Some point to its accounting methods as covering up these losses, but that’s an argument that I’ve addressed previously and vehemently disagree with. “At Cost” (AC) accounting requires MORE FREQUENT markings and income statement cost recognition vs. current expected credit loss (CECL) accounting. Furthermore, SoFi uses a 3rd party auditor to make these markings. Finally, the assumptions embedded in markings include overly pessimistic GDP and employment forecasts which haven’t come close to fruition. Its markings are overly conservative if anything, but I digress.
Appetite for higher quality credit is less volatile across macro cycles and that’s why SoFi symbolically sold a bit of credit to those markets last quarter at improving spreads. It wanted to show investors that it could. It also comfortably had the liquidity to hold all of the credit for more overall value (via net interest income) which is why it chose to do so.

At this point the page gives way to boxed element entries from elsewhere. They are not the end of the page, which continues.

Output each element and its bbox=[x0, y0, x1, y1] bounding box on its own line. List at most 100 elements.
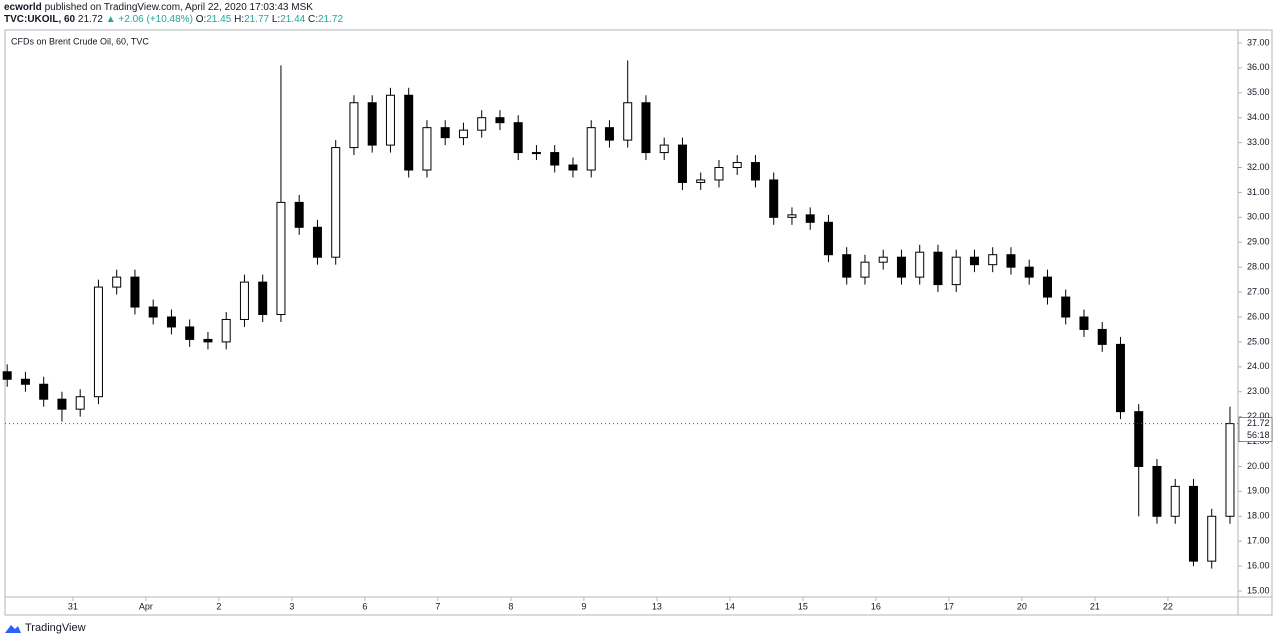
candle-body bbox=[258, 281, 268, 315]
candle-body bbox=[185, 326, 195, 340]
candle-body bbox=[1097, 328, 1107, 345]
y-tick-label: 25.00 bbox=[1247, 336, 1270, 346]
candle-body bbox=[969, 256, 979, 266]
y-tick-label: 33.00 bbox=[1247, 137, 1270, 147]
candle-body bbox=[1042, 276, 1052, 298]
candle-body bbox=[2, 371, 12, 380]
y-tick-label: 37.00 bbox=[1247, 37, 1270, 47]
brand: TradingView bbox=[25, 622, 86, 634]
candle-body bbox=[750, 162, 760, 181]
logo bbox=[5, 625, 21, 633]
candle-body bbox=[787, 214, 797, 218]
candle-body bbox=[1207, 515, 1217, 562]
candle-body bbox=[166, 316, 176, 328]
candle-body bbox=[896, 256, 906, 278]
ohlc-c-value: 21.72 bbox=[318, 14, 344, 25]
candle-body bbox=[312, 226, 322, 258]
candle-body bbox=[732, 162, 742, 169]
candle-body bbox=[513, 122, 523, 154]
chart-title: CFDs on Brent Crude Oil, 60, TVC bbox=[11, 36, 149, 46]
candle-body bbox=[349, 102, 359, 149]
candle-body bbox=[477, 117, 487, 131]
x-tick-label: 21 bbox=[1090, 601, 1100, 611]
quote-line: TVC:UKOIL, 60 21.72 ▲ +2.06 (+10.48%) O:… bbox=[4, 14, 343, 26]
candle-body bbox=[1079, 316, 1089, 330]
footer: TradingView bbox=[4, 622, 86, 634]
candle-body bbox=[714, 167, 724, 181]
candle-body bbox=[677, 144, 687, 183]
candle-body bbox=[276, 201, 286, 315]
candle-body bbox=[1115, 343, 1125, 413]
ohlc-l: L: bbox=[271, 14, 281, 25]
candle-body bbox=[1024, 266, 1034, 278]
candle-body bbox=[1006, 254, 1016, 268]
last-price-box bbox=[1238, 417, 1273, 442]
candle-body bbox=[933, 251, 943, 286]
last: 21.72 bbox=[77, 14, 103, 25]
candle-body bbox=[1225, 423, 1235, 517]
candle-body bbox=[458, 129, 468, 139]
candle-body bbox=[93, 286, 103, 398]
x-tick-label: 14 bbox=[725, 601, 735, 611]
ohlc-c: C: bbox=[308, 14, 319, 25]
ohlc-o: O: bbox=[195, 14, 207, 25]
candle-body bbox=[641, 102, 651, 154]
candle-body bbox=[331, 147, 341, 258]
x-tick-label: 3 bbox=[289, 601, 294, 611]
candle-body bbox=[130, 276, 140, 308]
candle-body bbox=[1152, 465, 1162, 517]
candle-body bbox=[568, 164, 578, 171]
candle-body bbox=[112, 276, 122, 288]
x-tick-label: 31 bbox=[68, 601, 78, 611]
y-tick-label: 20.00 bbox=[1247, 461, 1270, 471]
candle-body bbox=[805, 214, 815, 223]
candle-body bbox=[769, 179, 779, 218]
x-tick-label: 20 bbox=[1017, 601, 1027, 611]
candle-body bbox=[75, 396, 85, 410]
ohlc-h: H: bbox=[234, 14, 245, 25]
candle-body bbox=[367, 102, 377, 146]
candle-body bbox=[221, 318, 231, 343]
candle-body bbox=[531, 152, 541, 155]
x-tick-label: 16 bbox=[871, 601, 881, 611]
candle-body bbox=[495, 117, 505, 124]
change: +2.06 (+10.48%) bbox=[118, 14, 193, 25]
y-tick-label: 28.00 bbox=[1247, 262, 1270, 272]
y-tick-label: 22.00 bbox=[1247, 411, 1270, 421]
candle-body bbox=[842, 254, 852, 278]
candle-body bbox=[1188, 485, 1198, 562]
candle-body bbox=[696, 179, 706, 183]
candle-body bbox=[915, 251, 925, 278]
header: ecworld published on TradingView.com, Ap… bbox=[4, 2, 343, 26]
symbol: TVC:UKOIL, 60 bbox=[4, 14, 76, 25]
candle-body bbox=[1061, 296, 1071, 318]
x-tick-label: 6 bbox=[362, 601, 367, 611]
candle-body bbox=[148, 306, 158, 318]
last-price-label: 21.72 bbox=[1247, 418, 1270, 428]
candle-body bbox=[823, 221, 833, 256]
publish-line: ecworld published on TradingView.com, Ap… bbox=[4, 2, 343, 14]
candle-body bbox=[878, 256, 888, 263]
y-tick-label: 34.00 bbox=[1247, 112, 1270, 122]
candle-body bbox=[586, 127, 596, 171]
candle-body bbox=[20, 378, 30, 385]
candle-body bbox=[988, 254, 998, 266]
candle-body bbox=[860, 261, 870, 278]
ohlc-h-value: 21.77 bbox=[244, 14, 270, 25]
candle-body bbox=[604, 127, 614, 141]
x-tick-label: Apr bbox=[139, 601, 153, 611]
y-tick-label: 18.00 bbox=[1247, 511, 1270, 521]
frame bbox=[4, 29, 1273, 616]
y-tick-label: 26.00 bbox=[1247, 311, 1270, 321]
candle-body bbox=[294, 201, 304, 228]
y-tick-label: 24.00 bbox=[1247, 361, 1270, 371]
candle-body bbox=[951, 256, 961, 286]
candle-body bbox=[385, 94, 395, 146]
y-tick-label: 35.00 bbox=[1247, 87, 1270, 97]
x-tick-label: 22 bbox=[1163, 601, 1173, 611]
published: published on TradingView.com, April 22, … bbox=[44, 2, 313, 13]
candle-body bbox=[1134, 411, 1144, 467]
candle-body bbox=[39, 383, 49, 400]
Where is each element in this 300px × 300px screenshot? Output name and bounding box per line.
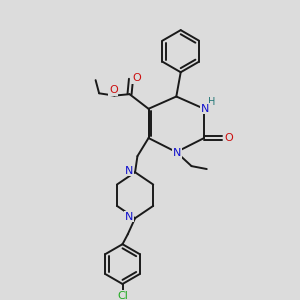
Text: N: N [201, 104, 209, 114]
Text: O: O [132, 74, 141, 83]
Text: O: O [109, 85, 118, 95]
Text: O: O [224, 133, 233, 143]
Text: N: N [124, 166, 133, 176]
Text: Cl: Cl [117, 291, 128, 300]
Text: N: N [124, 212, 133, 222]
Text: N: N [173, 148, 181, 158]
Text: H: H [208, 98, 215, 107]
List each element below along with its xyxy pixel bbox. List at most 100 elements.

With capital ratios as comfortably above minimums as they are today, this will continue. If SoFi were to eventually bump up against those minimums, it has proven an ability to access buyers in quite chaotic times to offload lower return loans. That’s important and unique.

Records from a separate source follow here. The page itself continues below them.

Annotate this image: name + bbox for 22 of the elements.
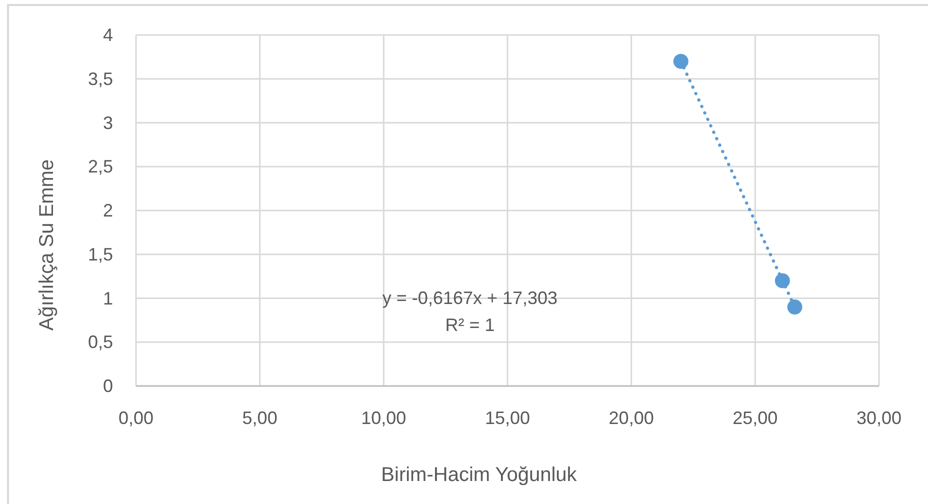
y-tick-label: 1: [102, 288, 113, 308]
point: [673, 54, 688, 69]
x-tick-label: 0,00: [118, 408, 154, 428]
x-tick-label: 15,00: [484, 408, 530, 428]
y-tick-label: 2: [102, 200, 113, 220]
y-tick-label: 2,5: [88, 156, 113, 177]
y-tick-label: 3,5: [88, 68, 113, 89]
y-tick-label: 3: [102, 112, 113, 133]
x-tick-label: 25,00: [732, 408, 778, 428]
y-tick-label: 1,5: [88, 244, 113, 264]
y-tick-label: 0: [102, 376, 113, 396]
y-axis-title: Ağırlıkça Su Emme: [36, 159, 58, 331]
x-tick-label: 10,00: [361, 408, 406, 428]
point: [787, 300, 802, 315]
x-axis-title: Birim-Hacim Yoğunluk: [381, 464, 578, 486]
y-tick-label: 0,5: [88, 332, 113, 352]
x-tick-label: 5,00: [242, 408, 278, 428]
x-tick-label: 20,00: [608, 408, 654, 428]
annotation: y = -0,6167x + 17,303: [382, 288, 558, 308]
y-tick-label: 4: [102, 25, 113, 45]
annotation: R² = 1: [445, 315, 495, 335]
x-tick-label: 30,00: [856, 408, 902, 428]
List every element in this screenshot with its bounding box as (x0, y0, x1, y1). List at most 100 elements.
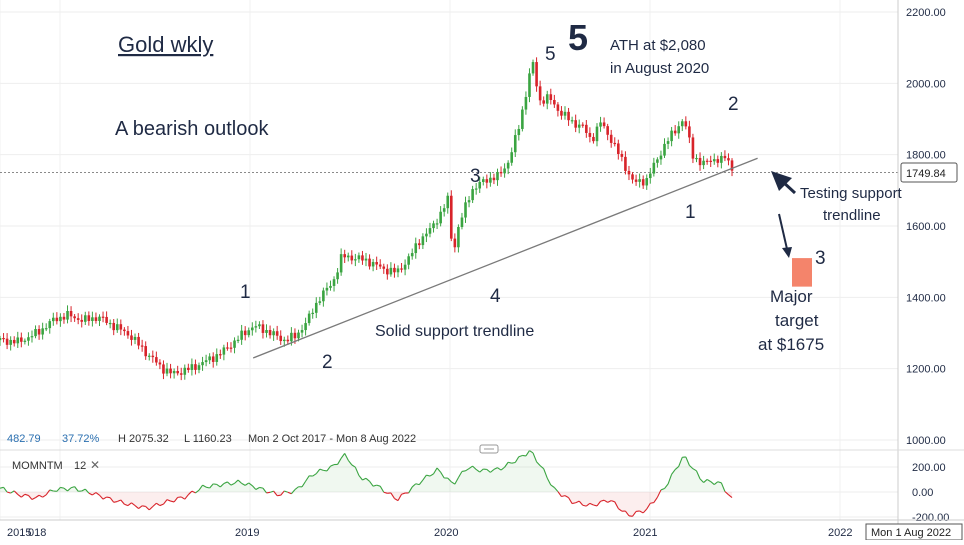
momentum-close-icon[interactable]: ✕ (90, 458, 100, 472)
candle-body (663, 144, 666, 156)
candle-body (88, 315, 91, 321)
wave-2-label: 2 (322, 352, 333, 373)
info-value1: 482.79 (7, 433, 41, 445)
candle-body (269, 330, 272, 335)
candle-body (599, 122, 602, 126)
ath-note-line1: ATH at $2,080 (610, 37, 706, 54)
candle-body (240, 331, 243, 340)
testing-support-note-line2: trendline (823, 207, 881, 224)
momentum-line-segment (512, 462, 516, 463)
candle-body (176, 371, 179, 373)
candle-body (617, 143, 620, 154)
candle-body (393, 268, 396, 272)
candle-body (283, 340, 286, 341)
momentum-fill (323, 470, 327, 492)
momentum-fill (508, 462, 512, 492)
candle-body (48, 321, 51, 328)
candle-body (276, 331, 279, 336)
time-tick-label: 2020 (434, 527, 458, 539)
candle-body (457, 227, 460, 247)
candle-body (340, 254, 343, 272)
candle-body (443, 208, 446, 212)
candle-body (95, 317, 98, 321)
candle-body (656, 159, 659, 162)
candle-body (503, 168, 506, 173)
candle-body (31, 336, 34, 337)
momentum-line-segment (114, 502, 118, 503)
candle-body (212, 356, 215, 362)
candle-body (120, 324, 123, 329)
major-target-note-line1: Major (770, 287, 813, 306)
momentum-fill (462, 471, 466, 492)
candle-body (496, 172, 499, 180)
candle-body (560, 111, 563, 116)
testing-support-note-line1: Testing support (800, 185, 903, 202)
candle-body (265, 330, 268, 333)
major-target-box (792, 258, 812, 287)
momentum-fill (501, 467, 505, 492)
candle-body (557, 104, 560, 110)
candle-body (706, 161, 709, 162)
candle-body (471, 189, 474, 200)
last-price-tag: 1749.84 (901, 163, 957, 182)
candle-body (407, 256, 410, 264)
candle-body (187, 368, 190, 370)
candle-body (215, 354, 218, 362)
momentum-fill (497, 468, 501, 492)
candle-body (674, 131, 677, 134)
momentum-tick-label: 0.00 (912, 487, 933, 499)
candle-body (130, 335, 133, 339)
candle-body (201, 362, 204, 365)
panel-splitter[interactable] (480, 445, 498, 453)
momentum-fill (540, 466, 544, 492)
candle-body (123, 330, 126, 331)
candle-body (198, 365, 201, 370)
candle-body (66, 311, 69, 320)
time-tick-label: 2019 (235, 527, 259, 539)
candle-body (606, 126, 609, 135)
momentum-fill (483, 469, 487, 492)
momentum-line-segment (213, 484, 217, 485)
momentum-fill (529, 451, 533, 492)
candle-body (603, 122, 606, 126)
candle-body (717, 159, 720, 163)
candle-body (41, 328, 44, 334)
momentum-fill (522, 455, 526, 492)
candle-body (77, 318, 80, 320)
candle-body (166, 369, 169, 374)
candle-body (109, 323, 112, 324)
candle-body (0, 338, 1, 340)
candle-body (432, 223, 435, 228)
wave-5-big-label: 5 (568, 17, 588, 58)
candles (0, 57, 733, 380)
candle-body (628, 171, 631, 174)
candle-body (91, 317, 94, 321)
momentum-fill (430, 474, 434, 492)
candle-body (567, 112, 570, 120)
candle-body (660, 156, 663, 160)
momentum-fill (114, 492, 118, 502)
momentum-fill (650, 492, 654, 503)
candle-body (144, 346, 147, 356)
candle-body (294, 333, 297, 338)
candle-body (382, 267, 385, 269)
candle-body (549, 94, 552, 100)
candle-body (539, 86, 542, 100)
candle-body (45, 328, 48, 329)
candle-body (127, 331, 130, 335)
momentum-fill (213, 484, 217, 492)
candle-body (297, 333, 300, 339)
candle-body (542, 100, 545, 103)
candle-body (574, 120, 577, 128)
candle-body (336, 272, 339, 279)
candle-body (230, 348, 233, 349)
candle-body (613, 143, 616, 144)
candle-body (258, 324, 261, 326)
candle-body (20, 337, 23, 341)
candle-body (368, 259, 371, 267)
candle-body (112, 323, 115, 330)
candle-body (84, 315, 87, 322)
candle-body (38, 329, 41, 335)
candle-body (692, 137, 695, 158)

Liquidity Growth Bottleneck:
The clearest sign of excess liquidity can be found in SoFi’s warehouse capacity usage trend. The company continues to use less than 50% of its current capacity which is slowly falling. Warehouse credit is more expensive than its own equity and deposits (which it can use to fund because its leverage ratios are in such good shape). If SoFi were struggling at all with liquidity, this flexibility wouldn’t exist and the trend in usage wouldn’t be lower. It has the luxury of choosing lower cost funding supply as a byproduct of its strong ratios, rapid deposit growth and comfortable liquidity position.
Simply put, liquidity is in great shape. As long as SoFi’s market share gains and rapid member growth continue, lending growth will continue. If rates start to fall, the personal lending growth will slow while home and student lending accelerate… & vice versa. That’s the beauty of being a one-stop shop. Furthermore, financial services growth remains rapid while unit economics for the segment briskly improve; the tech segment is also poised for growth to bottom and re-accelerate. Growth is not going to suddenly grind to a halt like some bears seem to think. Management, which has a fantastic track record of under-promise, over-deliver, sees 20%-30% demand compounding for years and years to come.